Credit crunch crimps money market funds' assets
Updated: 2013-07-04 07:51
By Wu Yiyao in Shanghai (China Daily)
Many investors shifted from MMFs into higher-yielding short-term instruments during the money squeeze in June, said Li Kui, a Shanghai-based fund manager.
Volatile interbank market conditions and tight liquidity have increased pressure on the net asset values of many Chinese MMFs, which are heavily exposed to the interbank markets and short-term bond markets.
The overnight Shanghai interbank offered rate, an average of the rate at which large banks lend among themselves, rose to 5.5 percent on June 25 from 3 percent on May 20, down from a high of 13.4 percent on June 20.
"Under the circumstances, a seven-day money market fund with an annual yield of four percent has no appeal to investors, and many institutional investors redeemed money market funds to buy other, higher-yield products," said Li.
Analysts said public funds may recover in a couple of months and the worst phase of the liquidity crunch has ended.
They added that capital may flow back into lower-risk products such as MMFs.

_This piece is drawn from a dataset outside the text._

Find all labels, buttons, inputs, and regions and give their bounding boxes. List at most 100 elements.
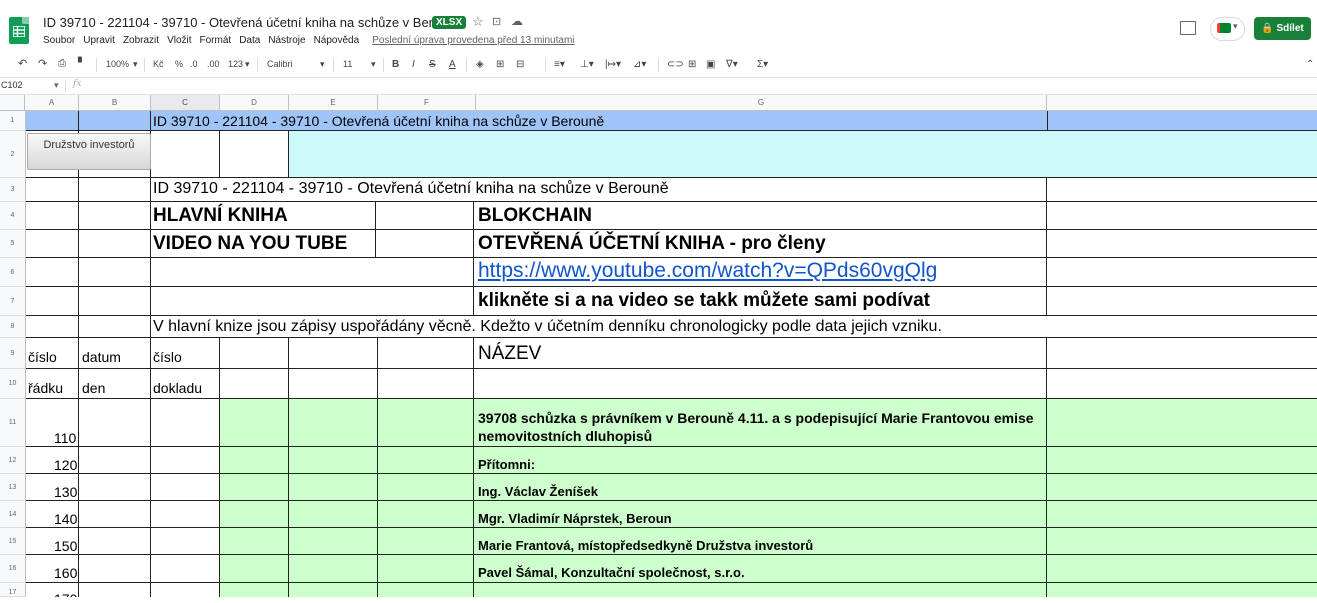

"While banks are no longer under great pressure to secure deposits after the reporting season, they may no longer have incentives to offer higher-yield products," said Wu Yinzhou, an analyst with Shanghai-based Fulun Consultancy.
The assets under management of MMFs stabilized after a sharp contraction in June. The funds will gradually regain their appeal for investors, given their intrinsic low risk and high liquidity, said Wu.